The LDPCSD measures water usage in CCF units (Centum Cubic Feet or 100 cubic feet) [1 cubic foot of water = 7.48 gallons, therefore, 100 cubic feet = 748 gallons or 1 CCF ]
I was talking with Randy Gilgo the other day and he relayed how some customers couldn’t believe their leak indicator was turning very slowly until me made an ink mark on the meter glass cover. After talking with the customer for a while the movement was obvious.
SOURCE OF LEAK OFTEN SURPRISING
Some friends of mine recently commented they too had received a yellow “Courtesy Card” and could not understand how in light of there being no changes to their normal water use. Having already experienced my own leak investigation, we started with the “leak indicator” on the meter. Yes, it was turning. We shut off the supply valve to the residence to rule out any leaks in or around the house (hose bibs) but the indicator was still turning. We confirmed all irrigation valves were off and not leaking, but the triangle still turned. Then the serious inspection started – looking for any indication of dampness around pipes and valves. [This is why I brought up this subject now because soon it will be the rainy season and locating such “wet spots” will be impossible.]

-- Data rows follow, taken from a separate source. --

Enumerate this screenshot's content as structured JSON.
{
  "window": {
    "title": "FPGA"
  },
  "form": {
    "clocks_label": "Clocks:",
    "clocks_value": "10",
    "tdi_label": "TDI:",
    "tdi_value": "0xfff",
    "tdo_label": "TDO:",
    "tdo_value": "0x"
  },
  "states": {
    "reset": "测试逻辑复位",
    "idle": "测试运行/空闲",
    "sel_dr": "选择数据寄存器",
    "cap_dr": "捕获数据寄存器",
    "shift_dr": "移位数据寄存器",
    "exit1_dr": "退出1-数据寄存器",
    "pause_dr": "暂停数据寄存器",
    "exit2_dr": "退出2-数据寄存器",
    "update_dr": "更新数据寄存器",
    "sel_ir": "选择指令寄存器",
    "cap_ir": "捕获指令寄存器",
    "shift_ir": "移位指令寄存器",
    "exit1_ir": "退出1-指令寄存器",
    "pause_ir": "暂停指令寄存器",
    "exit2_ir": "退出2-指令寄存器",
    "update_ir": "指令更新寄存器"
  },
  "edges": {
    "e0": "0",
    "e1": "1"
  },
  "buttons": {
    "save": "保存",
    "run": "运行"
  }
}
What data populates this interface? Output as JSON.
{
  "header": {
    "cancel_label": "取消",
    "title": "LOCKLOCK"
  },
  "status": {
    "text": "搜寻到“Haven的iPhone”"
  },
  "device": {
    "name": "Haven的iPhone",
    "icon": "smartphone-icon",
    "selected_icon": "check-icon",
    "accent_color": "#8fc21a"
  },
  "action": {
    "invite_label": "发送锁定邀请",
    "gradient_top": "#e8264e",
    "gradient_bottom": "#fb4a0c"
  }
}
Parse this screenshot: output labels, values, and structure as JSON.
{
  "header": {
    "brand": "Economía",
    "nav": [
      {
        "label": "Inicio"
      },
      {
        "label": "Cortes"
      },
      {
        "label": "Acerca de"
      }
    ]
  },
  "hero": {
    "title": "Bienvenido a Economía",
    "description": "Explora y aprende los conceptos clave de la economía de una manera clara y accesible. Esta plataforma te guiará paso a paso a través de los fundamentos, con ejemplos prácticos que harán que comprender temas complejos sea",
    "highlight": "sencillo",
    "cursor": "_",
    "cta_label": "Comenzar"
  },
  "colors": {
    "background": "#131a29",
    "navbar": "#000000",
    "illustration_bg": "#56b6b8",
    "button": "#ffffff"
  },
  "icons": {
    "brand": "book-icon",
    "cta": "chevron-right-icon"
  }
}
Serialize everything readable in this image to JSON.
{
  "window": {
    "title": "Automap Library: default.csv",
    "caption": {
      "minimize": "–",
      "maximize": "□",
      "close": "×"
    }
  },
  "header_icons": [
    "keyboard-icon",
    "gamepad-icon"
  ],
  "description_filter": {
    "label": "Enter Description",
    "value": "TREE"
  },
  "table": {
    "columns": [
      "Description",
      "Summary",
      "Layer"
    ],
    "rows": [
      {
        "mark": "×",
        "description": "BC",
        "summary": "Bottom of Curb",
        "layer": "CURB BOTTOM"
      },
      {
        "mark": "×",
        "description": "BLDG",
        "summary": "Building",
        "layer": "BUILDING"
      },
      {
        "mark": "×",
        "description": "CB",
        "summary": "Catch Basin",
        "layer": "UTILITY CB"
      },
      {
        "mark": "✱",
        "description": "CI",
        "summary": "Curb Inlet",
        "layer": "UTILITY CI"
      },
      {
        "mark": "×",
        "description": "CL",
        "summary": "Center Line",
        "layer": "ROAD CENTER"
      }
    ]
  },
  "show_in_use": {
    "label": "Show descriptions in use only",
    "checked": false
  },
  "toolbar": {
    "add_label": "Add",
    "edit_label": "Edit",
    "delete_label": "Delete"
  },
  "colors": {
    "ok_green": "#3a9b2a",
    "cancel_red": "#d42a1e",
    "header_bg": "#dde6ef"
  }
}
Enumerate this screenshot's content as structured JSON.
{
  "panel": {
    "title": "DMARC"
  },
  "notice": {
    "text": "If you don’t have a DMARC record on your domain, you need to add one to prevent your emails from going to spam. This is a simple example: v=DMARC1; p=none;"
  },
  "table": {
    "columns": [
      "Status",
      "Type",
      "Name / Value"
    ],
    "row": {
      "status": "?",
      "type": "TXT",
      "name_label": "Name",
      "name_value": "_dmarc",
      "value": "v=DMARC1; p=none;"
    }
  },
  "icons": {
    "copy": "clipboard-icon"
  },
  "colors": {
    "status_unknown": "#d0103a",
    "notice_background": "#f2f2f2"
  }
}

Sure enough – after digging around some above ground pipes water saturated ground was revealed. The excavated hole quickly filled with water. We shut off the main water supply line at the meter box and emptied the hole of water and cleaned around the pipes and fittings. While one person turned the water back on at the meter box another watched the pipes in the hole for signs of leakage. Sure enough water was now spraying with the dirt removed. SHUT OFF THE WATER! lol
Now in this particular case the news was very good because there was no damaged pipe or broken fittings but rather, the connection was coming apart due to the water pressure in the pipe. Evidently, decades ago when the pipe lines were installed, a single coupling had been assembled in a manifold (numerous pipes and valves connected together in one area) with only the purple primer pre-treatment being applied and no pipe cement for a permanent connection. I’ve observed this very situation happen a couple of times but the “pressure test” revealed the problem prior to filling the trenches and burying the mistake underground and out of sight. [Of course, maybe the primer held for the test before filling?]
EASY TO DO
Laying out a complicated manifold can get confusing with the two chemical applications (primer and cement) to every connection in addition to the hurried time required to correctly assemble the manifold as the cement sets up – one component fitting can easily be overlooked. [There are now one application glues/cements.] Yup, sure was good news. We simply cleaned the two fittings and cemented them back together and thus far the leak indicator remains still. [Don’t forget to flush the line by opening a water faucet to expel sand, gravel or excess glue when the water is turned back on.]
RUNNING OUT OF TIME
The above leak would have been very difficult to locate and repair if the surrounding ground was already wet from rain. A leak that cannot be stopped without shutting off the supply to the house will continue without intervention and could get much worse. Unless you are prepared to go outside and turn on the meter valve every time you want to flush a toilet, take a shower, brush your teeth, wash the dog, etc., and then turn it off again, that leak is going to waste water and cost you more money.